We play for four hands, and I lose three. A plate of baccalau appears on the table and the woman picks up a plastic fork with undisguised relish. The I Ching is with her.
I now see how much gold she is wearing. I get up unsteadily and decide to backtrack to the men’s room and cool off. The dealer hesitates and says, “Sir?” but I wave him down. “I’ll be back,” I say.

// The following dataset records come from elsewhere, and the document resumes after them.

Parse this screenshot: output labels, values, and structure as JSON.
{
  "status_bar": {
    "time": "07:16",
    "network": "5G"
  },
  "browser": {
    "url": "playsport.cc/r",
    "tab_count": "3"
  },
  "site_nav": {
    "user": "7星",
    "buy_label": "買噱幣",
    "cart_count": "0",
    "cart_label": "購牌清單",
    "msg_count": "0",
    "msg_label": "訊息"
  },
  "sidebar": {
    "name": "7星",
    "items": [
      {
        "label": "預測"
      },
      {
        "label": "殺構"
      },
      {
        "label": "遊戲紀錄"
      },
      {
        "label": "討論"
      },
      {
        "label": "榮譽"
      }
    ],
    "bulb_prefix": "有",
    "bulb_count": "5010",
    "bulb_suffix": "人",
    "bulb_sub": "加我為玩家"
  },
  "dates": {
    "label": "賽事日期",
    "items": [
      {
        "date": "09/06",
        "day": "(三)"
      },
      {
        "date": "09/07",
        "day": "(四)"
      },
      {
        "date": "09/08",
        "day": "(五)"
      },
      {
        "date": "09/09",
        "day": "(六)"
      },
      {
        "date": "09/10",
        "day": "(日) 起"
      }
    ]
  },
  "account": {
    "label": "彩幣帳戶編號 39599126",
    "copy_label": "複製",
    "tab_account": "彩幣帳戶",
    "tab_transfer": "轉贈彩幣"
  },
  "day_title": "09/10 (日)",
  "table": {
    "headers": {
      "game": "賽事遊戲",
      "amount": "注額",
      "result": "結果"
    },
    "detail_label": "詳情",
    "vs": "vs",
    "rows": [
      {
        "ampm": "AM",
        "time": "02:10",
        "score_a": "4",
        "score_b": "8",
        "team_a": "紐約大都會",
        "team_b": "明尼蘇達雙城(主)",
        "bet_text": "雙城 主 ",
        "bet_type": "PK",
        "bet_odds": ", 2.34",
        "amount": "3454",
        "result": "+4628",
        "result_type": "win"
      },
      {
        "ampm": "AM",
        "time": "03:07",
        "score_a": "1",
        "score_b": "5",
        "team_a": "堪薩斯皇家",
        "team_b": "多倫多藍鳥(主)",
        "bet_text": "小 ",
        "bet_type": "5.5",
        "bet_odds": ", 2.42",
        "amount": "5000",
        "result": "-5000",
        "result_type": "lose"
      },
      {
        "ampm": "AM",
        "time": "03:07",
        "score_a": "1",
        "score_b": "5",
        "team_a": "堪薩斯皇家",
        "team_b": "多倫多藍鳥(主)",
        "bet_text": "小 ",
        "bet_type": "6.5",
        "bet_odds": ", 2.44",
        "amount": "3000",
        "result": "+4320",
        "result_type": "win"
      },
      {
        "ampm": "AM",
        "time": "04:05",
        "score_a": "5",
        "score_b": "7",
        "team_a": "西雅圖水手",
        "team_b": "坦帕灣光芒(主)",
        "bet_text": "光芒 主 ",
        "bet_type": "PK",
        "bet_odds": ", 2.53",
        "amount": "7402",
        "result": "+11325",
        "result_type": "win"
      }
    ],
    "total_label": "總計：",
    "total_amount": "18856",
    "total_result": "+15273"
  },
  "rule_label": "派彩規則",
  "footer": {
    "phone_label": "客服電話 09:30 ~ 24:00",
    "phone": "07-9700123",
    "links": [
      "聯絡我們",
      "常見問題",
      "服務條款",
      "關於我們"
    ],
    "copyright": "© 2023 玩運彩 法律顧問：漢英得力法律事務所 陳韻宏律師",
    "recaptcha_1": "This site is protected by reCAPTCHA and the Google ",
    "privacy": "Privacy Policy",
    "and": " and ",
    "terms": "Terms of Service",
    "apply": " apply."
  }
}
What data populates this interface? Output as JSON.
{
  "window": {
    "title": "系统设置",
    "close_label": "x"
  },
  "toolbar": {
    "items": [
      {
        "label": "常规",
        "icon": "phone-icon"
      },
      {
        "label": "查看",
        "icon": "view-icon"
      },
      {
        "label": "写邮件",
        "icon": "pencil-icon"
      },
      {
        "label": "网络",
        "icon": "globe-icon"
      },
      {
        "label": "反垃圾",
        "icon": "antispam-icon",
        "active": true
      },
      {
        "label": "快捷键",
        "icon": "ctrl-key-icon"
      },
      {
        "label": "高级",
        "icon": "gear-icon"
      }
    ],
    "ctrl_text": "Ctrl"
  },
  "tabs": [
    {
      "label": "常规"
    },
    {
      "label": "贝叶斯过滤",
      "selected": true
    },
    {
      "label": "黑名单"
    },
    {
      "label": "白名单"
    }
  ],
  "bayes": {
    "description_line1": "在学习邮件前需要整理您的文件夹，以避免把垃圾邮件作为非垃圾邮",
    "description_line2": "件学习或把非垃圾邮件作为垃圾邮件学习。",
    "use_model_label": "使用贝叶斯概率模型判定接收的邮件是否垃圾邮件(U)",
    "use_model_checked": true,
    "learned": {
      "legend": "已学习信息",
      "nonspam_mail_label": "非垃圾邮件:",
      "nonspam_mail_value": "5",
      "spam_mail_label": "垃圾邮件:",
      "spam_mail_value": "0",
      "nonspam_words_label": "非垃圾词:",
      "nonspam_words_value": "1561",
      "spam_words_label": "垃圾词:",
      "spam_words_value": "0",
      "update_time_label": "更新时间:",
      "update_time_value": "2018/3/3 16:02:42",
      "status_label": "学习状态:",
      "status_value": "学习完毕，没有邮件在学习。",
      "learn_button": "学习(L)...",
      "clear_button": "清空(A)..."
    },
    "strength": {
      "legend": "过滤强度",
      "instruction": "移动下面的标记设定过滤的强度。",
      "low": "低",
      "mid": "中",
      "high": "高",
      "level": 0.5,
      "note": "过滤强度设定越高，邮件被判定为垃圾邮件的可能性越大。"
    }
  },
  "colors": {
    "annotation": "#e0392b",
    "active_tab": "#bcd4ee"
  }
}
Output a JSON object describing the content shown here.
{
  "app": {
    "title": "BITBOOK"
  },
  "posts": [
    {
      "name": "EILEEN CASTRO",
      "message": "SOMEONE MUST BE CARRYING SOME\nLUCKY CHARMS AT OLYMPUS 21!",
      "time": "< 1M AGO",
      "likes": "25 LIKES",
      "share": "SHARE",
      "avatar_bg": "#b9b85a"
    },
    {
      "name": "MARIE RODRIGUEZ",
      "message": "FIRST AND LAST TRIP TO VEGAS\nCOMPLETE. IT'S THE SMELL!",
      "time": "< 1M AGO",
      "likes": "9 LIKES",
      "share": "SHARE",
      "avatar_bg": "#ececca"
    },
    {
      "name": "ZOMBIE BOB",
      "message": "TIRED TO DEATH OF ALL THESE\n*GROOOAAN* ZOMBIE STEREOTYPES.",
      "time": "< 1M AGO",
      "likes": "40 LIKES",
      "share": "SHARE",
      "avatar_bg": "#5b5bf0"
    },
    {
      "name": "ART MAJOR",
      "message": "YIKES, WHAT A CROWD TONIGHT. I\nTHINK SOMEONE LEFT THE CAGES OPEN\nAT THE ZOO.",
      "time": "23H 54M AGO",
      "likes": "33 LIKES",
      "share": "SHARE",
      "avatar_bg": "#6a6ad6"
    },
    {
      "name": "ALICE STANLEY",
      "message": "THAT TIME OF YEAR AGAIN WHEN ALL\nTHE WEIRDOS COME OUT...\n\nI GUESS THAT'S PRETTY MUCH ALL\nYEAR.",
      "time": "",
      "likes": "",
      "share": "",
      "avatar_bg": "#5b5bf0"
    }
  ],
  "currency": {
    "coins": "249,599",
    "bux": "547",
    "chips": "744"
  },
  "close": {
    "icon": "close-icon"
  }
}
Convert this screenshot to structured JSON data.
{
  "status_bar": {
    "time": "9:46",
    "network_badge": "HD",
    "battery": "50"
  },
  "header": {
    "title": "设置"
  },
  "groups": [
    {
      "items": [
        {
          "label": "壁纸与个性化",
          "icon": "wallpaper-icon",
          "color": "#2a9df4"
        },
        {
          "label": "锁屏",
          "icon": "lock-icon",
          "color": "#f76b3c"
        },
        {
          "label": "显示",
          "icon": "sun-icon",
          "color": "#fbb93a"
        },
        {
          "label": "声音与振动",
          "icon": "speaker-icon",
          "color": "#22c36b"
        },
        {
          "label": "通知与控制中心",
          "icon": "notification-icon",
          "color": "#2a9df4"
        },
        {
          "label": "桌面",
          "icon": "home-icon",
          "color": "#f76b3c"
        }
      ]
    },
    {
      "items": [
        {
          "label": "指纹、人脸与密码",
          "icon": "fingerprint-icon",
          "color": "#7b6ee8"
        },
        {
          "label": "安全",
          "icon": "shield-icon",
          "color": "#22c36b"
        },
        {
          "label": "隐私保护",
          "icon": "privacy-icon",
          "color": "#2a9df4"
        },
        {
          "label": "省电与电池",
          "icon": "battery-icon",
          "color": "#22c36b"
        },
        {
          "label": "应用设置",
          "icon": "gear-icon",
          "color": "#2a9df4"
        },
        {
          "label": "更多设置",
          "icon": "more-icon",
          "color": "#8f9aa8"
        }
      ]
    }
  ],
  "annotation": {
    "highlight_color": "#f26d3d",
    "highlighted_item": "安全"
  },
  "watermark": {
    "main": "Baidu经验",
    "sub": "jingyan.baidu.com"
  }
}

I never give up on the night until I am ready to fall down. I walk off, as if it doesn’t matter to me at all. As if I really will come back from the men’s room and skin her alive, and I am sure I will.
TWO
When I came back the older woman had disappeared. She had pulled her loot while ahead and was even now hauling a velvet bag of chips to the cashier. In her place another woman had sat down, but much more nervously and with a different weight to her hands. At a table, it is always the hands that I notice first. There are rapacious hands and expert ones, experienced hands and naïve ones, killer hands and victim hands. She was much younger, too. She perched at the far end of the table with a vulgar little handbag of the kind you can buy in the markets in Shenzen, badly made Fendi with gilt metal that flakes away after a week, and her left hand rested protectively on a small pile of lower-denomination red chips. She hoarded them in this way while her eyes scanned the surface of the table as if it were something she had never seen before. So she had sat at what she thought was an empty table. The bottle of champagne was still in its bucket, however. The waiter came up — he knew me — and said, in the heavy irony which the boys used with me in those days, “More champagne, Lord Doyle?”
As he said this, the girl’s eyes rose for a moment. They shifted sideways to the electric number board behind me. The rows of yellow numbers had suddenly altered and I could hear them click, as if the luck force field were flicking them over like cards.